Notice the button to the right of the Mode menu, which is called the Draw Type or Viewport Shading menu. The best mode for normal Edit mode work is Solid. Sometimes, though, you need to grab a point (or edge or face) that is inside another object. One way to see that point is to turn off the "limit to visible" option (the cube button, remember?), but another way is to use the Bounding Box option in the Draw Type menu. Try the two ways of looking at the model to see what you prefer. When working with complex objects, these modes can interfere with your ability to select the right point, so it's best to leave the Draw Type as Solid and to leave "limit to visible" on, except in special cases.
To add polygons to a model (in other words, to break up existing polygons into smaller ones so you can give a model more detail/smoothness), select at least one face and press 'W' to call up the Specials menu. This operation may also split surrounding faces, which is necessary to make enough points to accomodate the new faces, or polygons. Strictly speaking, what you just did was subdivide all the edges of those faces, as subdividing only applies to edges. Sometimes, all you want to split is one edge, so you can select just that edge in edge mode and subdivide it.
Be sure not to create non-triangular polygons, since Oni only supports models composed of triangles. The model you exported from Oni is guaranteed to only have triangles, but if you split a face (that is, subdivide it) you may end up with a four(or more)-sided polygon. Simply select it in face mode, and choose Mesh>Faces>Convert Quads to Triangles (Ctrl-T). You can leave this step for last (as long as you remember!), at which point you can simply press 'A' to Select All the points in the part's mesh, then press Ctrl-T to Triangulate the whole thing at once.
The opposite of subdividing is merging, where two points become one. You should try to keep your model as low-poly as you can (while still preserving your desired level of detail). Select two points and press Alt-M, then choose whether to merge the two points into a point that is at the location of the First point you selected, the Last (second) point, or right in the Center of them. This is an operation that does not work well on edges or faces, only individual vertices. The best time to use Merge is after all modeling work is done and you are sure what polygons are not needed.

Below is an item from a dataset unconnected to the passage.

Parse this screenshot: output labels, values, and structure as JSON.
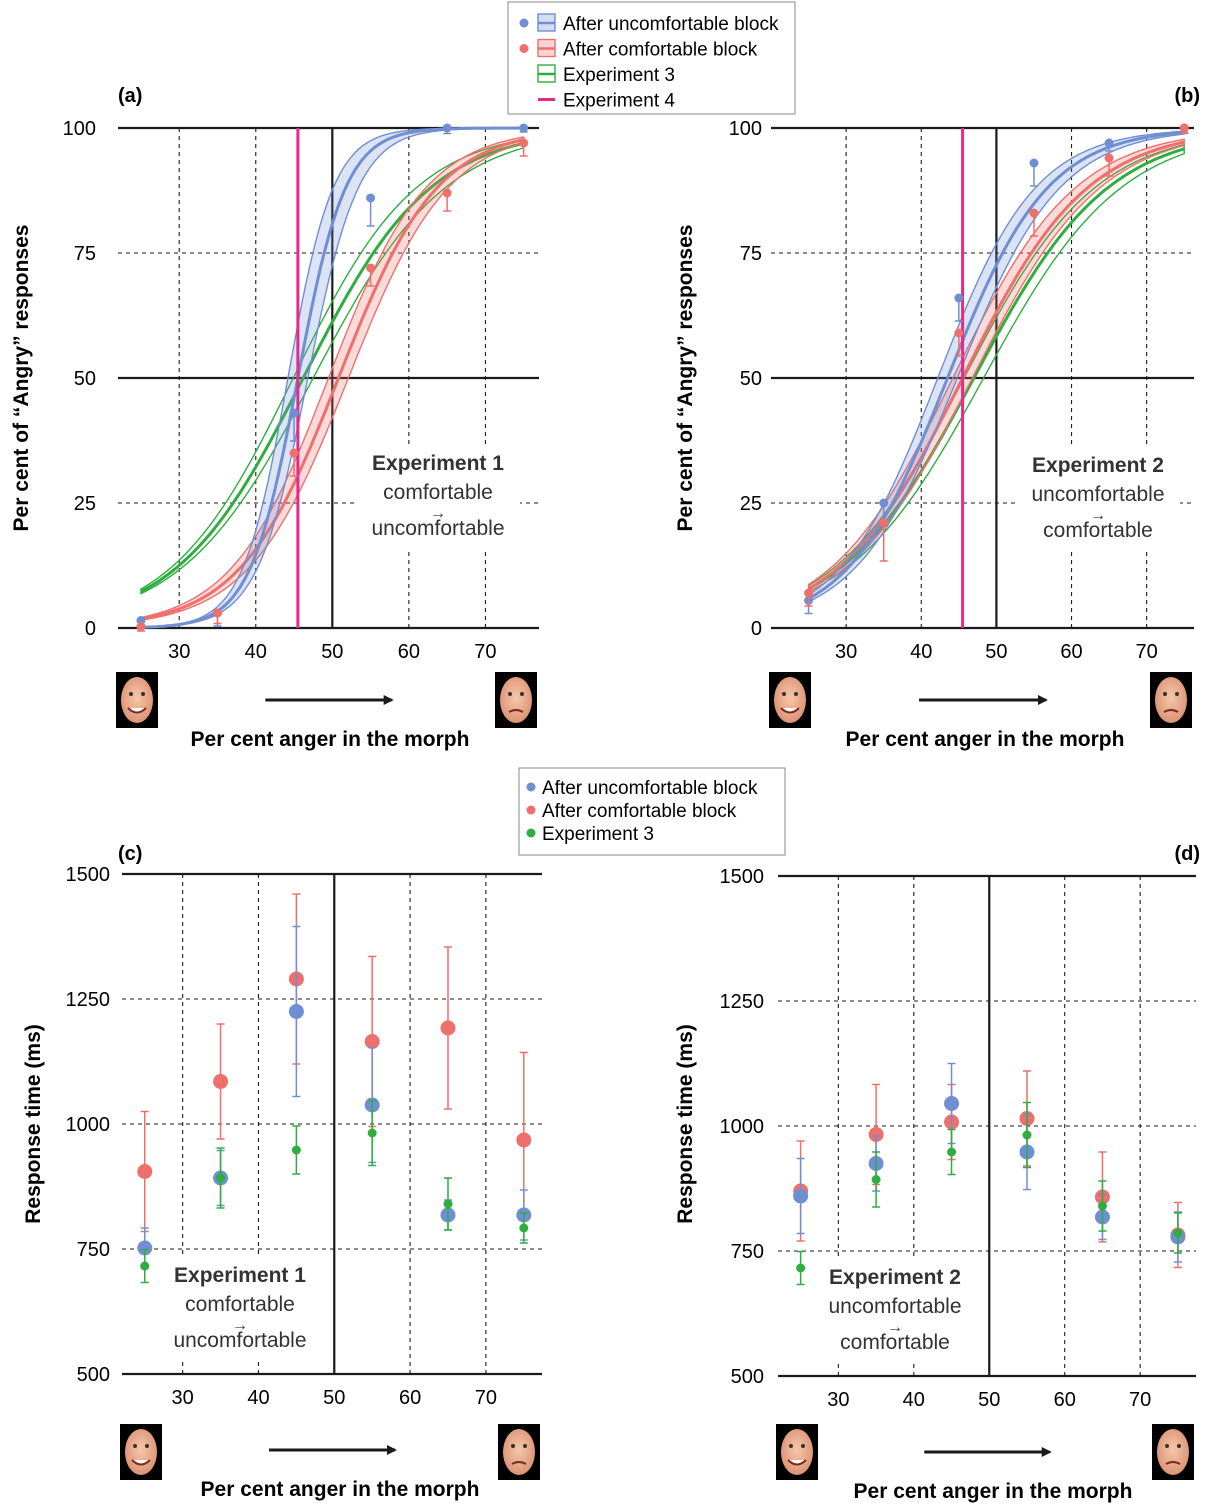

Sometimes the triangles in a model may become "disconnected" during the process of converting between file formats (such as when using Autodesk's FBX Converter), meaning that instead of polygon X's leftmost point being the same point as polygon Y's rightmost point, they're separate vertices that simply overlap exactly. This raises the vertex count dramatically, and it's the vertex count that is most important to keep down in an Oni model (the limit is 2048 per part, although you should stay well below 1024 if possible). There's a wonderful solution in Blender, and it's called Remove Doubles. You can find it under the Specials menu ('W'). In Edit mode, Select All of a part's vertices, then use this command to re-connect the part's triangles.
You can also delete vertices, edges and faces by selecting them and pressing the 'X' key. This is usually a bad idea, as it leads to holes in the mesh. Generally, what you really want to do is merge to get rid of excess points.
This next feature is hard to describe in writing, so try it yourself: select two adjacent faces and choose Mesh>Edges>Rotate Edge CW (Ctrl-E calls up the menu in the main window area). See how an edge flipped from being between Point A and B to being between Point C and D? This is very useful in some circumstances when you need an edge to be connected to a different set of points so it can be moved differently.
Selecting many vertices by Shift-right-clicking can be tedious, so try Border Select ('B') and Lasso Select (Ctrl-left mouse button) to draw regions that will select all visible points within them.